Green initiative continues to transform concrete for gardens on Hamilton’s Barton Street
Global News
A non profit continues with its 'depaving' projects that are transplanting concrete into trees, shrubs and pollinating plants for several central Hamilton neighbourhoods.
A program manager with a non-profit beautifying Hamilton’s Barton Street East by putting green spaces where there was once concrete says that taking on a pedestrian “bump out” near Sherman Avenue North has been a new experience.
“This is the first time we’re doing a bump out.

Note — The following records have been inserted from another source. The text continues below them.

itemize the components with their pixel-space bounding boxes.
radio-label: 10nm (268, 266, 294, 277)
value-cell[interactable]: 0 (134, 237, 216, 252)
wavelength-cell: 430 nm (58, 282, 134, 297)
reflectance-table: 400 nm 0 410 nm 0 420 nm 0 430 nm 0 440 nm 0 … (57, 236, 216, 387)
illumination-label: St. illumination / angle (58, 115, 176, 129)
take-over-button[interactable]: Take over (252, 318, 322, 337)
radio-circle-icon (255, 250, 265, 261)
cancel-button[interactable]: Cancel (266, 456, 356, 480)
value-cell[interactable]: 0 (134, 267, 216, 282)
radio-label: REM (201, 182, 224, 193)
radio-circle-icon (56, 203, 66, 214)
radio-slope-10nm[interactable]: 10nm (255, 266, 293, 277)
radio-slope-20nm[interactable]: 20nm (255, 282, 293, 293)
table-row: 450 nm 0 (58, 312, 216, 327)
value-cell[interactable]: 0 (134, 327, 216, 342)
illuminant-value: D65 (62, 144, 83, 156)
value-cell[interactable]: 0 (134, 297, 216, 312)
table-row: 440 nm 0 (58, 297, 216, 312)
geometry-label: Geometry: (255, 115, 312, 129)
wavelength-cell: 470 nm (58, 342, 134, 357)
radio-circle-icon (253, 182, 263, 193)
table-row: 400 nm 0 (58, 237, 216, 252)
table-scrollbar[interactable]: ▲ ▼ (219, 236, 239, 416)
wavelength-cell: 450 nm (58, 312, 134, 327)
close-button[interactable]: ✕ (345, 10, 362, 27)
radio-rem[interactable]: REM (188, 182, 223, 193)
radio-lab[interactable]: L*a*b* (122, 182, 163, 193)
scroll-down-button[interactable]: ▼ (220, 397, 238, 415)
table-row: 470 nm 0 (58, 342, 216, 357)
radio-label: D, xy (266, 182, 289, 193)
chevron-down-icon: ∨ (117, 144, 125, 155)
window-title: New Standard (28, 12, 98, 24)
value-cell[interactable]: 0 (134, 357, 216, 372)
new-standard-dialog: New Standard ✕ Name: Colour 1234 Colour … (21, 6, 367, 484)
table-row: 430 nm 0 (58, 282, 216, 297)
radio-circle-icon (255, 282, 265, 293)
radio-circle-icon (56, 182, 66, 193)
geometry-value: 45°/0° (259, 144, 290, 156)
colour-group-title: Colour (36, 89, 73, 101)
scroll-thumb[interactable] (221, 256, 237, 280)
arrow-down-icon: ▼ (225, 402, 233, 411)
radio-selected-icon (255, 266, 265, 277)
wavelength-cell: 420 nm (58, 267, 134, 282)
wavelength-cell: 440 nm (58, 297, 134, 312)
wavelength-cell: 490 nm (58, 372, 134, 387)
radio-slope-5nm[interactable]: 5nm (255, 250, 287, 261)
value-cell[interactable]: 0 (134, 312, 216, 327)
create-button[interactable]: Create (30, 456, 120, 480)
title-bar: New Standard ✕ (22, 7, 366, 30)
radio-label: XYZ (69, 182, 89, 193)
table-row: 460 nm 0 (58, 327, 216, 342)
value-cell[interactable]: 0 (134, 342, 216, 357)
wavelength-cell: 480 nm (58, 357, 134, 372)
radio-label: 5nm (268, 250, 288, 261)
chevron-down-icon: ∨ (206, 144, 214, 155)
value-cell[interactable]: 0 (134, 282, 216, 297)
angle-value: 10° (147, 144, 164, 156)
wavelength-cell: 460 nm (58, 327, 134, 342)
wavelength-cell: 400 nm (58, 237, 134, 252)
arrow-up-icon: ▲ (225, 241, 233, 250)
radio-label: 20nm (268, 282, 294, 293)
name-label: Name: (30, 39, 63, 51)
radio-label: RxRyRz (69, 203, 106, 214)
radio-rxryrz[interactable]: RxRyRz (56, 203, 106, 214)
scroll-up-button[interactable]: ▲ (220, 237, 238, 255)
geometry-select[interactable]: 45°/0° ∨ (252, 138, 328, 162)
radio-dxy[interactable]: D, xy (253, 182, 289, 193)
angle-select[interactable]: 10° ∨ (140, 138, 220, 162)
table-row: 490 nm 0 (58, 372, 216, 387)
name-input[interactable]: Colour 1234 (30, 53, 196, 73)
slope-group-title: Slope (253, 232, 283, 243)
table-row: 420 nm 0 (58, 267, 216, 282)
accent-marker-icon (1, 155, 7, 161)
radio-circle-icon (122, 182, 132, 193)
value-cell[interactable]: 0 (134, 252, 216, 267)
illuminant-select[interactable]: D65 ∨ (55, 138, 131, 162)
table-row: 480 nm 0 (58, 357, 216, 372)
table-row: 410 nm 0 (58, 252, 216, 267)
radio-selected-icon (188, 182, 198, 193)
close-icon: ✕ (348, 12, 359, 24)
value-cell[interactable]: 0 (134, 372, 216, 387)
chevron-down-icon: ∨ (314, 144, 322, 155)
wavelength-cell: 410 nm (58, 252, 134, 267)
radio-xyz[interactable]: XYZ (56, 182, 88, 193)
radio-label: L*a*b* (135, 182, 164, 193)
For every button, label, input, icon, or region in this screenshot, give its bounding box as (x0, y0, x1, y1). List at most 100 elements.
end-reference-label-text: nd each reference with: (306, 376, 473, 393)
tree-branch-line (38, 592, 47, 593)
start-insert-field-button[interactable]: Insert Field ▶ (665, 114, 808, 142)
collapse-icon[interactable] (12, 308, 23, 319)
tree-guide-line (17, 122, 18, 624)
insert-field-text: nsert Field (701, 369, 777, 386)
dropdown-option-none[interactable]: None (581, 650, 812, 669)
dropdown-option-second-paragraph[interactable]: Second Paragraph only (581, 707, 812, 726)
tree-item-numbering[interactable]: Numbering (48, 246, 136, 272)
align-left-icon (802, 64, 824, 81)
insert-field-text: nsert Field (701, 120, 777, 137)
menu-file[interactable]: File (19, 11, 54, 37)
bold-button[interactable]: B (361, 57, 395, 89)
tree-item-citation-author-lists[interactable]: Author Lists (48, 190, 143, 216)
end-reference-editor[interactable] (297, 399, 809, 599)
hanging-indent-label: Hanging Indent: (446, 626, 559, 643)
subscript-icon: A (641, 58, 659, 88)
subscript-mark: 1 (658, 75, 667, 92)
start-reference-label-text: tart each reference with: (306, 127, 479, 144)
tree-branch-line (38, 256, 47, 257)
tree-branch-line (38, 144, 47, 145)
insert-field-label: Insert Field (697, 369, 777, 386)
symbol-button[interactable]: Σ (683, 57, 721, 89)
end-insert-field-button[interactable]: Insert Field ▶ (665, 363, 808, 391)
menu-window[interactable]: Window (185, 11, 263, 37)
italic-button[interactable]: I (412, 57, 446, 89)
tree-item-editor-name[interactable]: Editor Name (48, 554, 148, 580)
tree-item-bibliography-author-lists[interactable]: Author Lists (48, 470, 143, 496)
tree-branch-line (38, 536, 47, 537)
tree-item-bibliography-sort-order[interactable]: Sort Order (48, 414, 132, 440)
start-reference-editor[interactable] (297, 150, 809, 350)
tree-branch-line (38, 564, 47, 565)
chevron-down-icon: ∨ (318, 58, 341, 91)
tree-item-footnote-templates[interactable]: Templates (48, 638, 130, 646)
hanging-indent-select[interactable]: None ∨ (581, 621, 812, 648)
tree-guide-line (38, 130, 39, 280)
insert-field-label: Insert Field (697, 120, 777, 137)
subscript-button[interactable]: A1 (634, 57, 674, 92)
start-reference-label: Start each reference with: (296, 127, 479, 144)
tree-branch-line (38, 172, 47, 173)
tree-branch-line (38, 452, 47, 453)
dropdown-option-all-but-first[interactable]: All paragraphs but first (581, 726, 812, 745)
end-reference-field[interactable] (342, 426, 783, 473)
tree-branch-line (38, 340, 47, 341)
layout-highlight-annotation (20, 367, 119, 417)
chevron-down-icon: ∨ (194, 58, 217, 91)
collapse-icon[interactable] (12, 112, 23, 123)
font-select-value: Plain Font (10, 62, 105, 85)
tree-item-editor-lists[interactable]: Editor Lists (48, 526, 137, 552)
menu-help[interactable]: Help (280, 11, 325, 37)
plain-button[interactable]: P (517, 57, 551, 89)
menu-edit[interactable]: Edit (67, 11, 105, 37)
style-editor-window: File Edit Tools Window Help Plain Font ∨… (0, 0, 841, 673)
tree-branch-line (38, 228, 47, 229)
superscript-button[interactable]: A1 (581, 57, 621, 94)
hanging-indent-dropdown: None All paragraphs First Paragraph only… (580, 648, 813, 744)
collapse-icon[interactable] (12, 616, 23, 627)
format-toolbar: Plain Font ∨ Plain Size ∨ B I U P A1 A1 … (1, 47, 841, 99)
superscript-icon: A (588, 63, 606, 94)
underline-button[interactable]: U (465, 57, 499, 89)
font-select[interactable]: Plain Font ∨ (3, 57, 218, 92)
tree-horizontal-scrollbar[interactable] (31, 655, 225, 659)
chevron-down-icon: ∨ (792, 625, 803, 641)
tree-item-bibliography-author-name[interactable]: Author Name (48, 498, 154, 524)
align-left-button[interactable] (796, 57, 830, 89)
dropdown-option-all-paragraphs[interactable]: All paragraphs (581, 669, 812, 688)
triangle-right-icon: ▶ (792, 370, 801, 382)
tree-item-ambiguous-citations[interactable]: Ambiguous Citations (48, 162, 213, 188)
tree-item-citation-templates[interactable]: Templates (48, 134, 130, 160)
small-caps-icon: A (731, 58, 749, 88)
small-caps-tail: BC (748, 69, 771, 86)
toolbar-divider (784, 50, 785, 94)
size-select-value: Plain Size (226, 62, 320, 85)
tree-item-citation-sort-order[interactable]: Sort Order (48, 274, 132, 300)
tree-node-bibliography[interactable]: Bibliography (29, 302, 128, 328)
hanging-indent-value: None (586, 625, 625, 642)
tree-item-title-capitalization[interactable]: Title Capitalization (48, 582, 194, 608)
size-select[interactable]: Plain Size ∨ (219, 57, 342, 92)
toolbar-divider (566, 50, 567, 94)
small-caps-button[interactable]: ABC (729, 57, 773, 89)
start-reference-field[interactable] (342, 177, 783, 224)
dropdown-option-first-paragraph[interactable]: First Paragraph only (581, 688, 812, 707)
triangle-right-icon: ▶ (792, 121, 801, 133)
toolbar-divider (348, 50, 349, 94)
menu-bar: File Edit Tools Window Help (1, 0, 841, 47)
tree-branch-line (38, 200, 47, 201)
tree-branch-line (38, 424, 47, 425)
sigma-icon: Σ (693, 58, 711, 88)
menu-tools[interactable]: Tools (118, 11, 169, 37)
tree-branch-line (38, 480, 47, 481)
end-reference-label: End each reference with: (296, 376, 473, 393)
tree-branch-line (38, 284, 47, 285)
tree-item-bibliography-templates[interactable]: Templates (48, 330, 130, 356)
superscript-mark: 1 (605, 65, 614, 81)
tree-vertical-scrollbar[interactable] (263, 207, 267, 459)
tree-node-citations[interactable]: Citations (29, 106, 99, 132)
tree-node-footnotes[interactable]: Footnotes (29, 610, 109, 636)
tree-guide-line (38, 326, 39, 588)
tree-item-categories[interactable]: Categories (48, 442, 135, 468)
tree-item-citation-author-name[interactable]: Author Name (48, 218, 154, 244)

It’s essentially a little corner piece owned by the city,” Green Venture’s Liz Enriquez said.
“It was just a concrete slab so we thought, OK, let’s just ask the city if we can do this little bump out, and we got approval.”
Community support and volunteering for “depave” projects along the thoroughfare are not something the long-term campaign has had trouble with, garnering as many as 40 volunteers recently during a conversion at the library on 571 Barton.
“We finished in an hour and I thought … well that was a lot faster than needed,” Enriquez recalled.
“It’s really encouraging because there is so much community support and we’re continuing to build community support.”
This past year, Green Venture hosted over a dozen stewardship events at sites across the city, highlighted by the installation of three new urban gardens and multiple mini-forest planting events.
Cleaning up litter and removing weeds at various greenspaces are a part of the effort to inject more greenery in a district that has essentially been a sea of asphalt and concrete over the decades.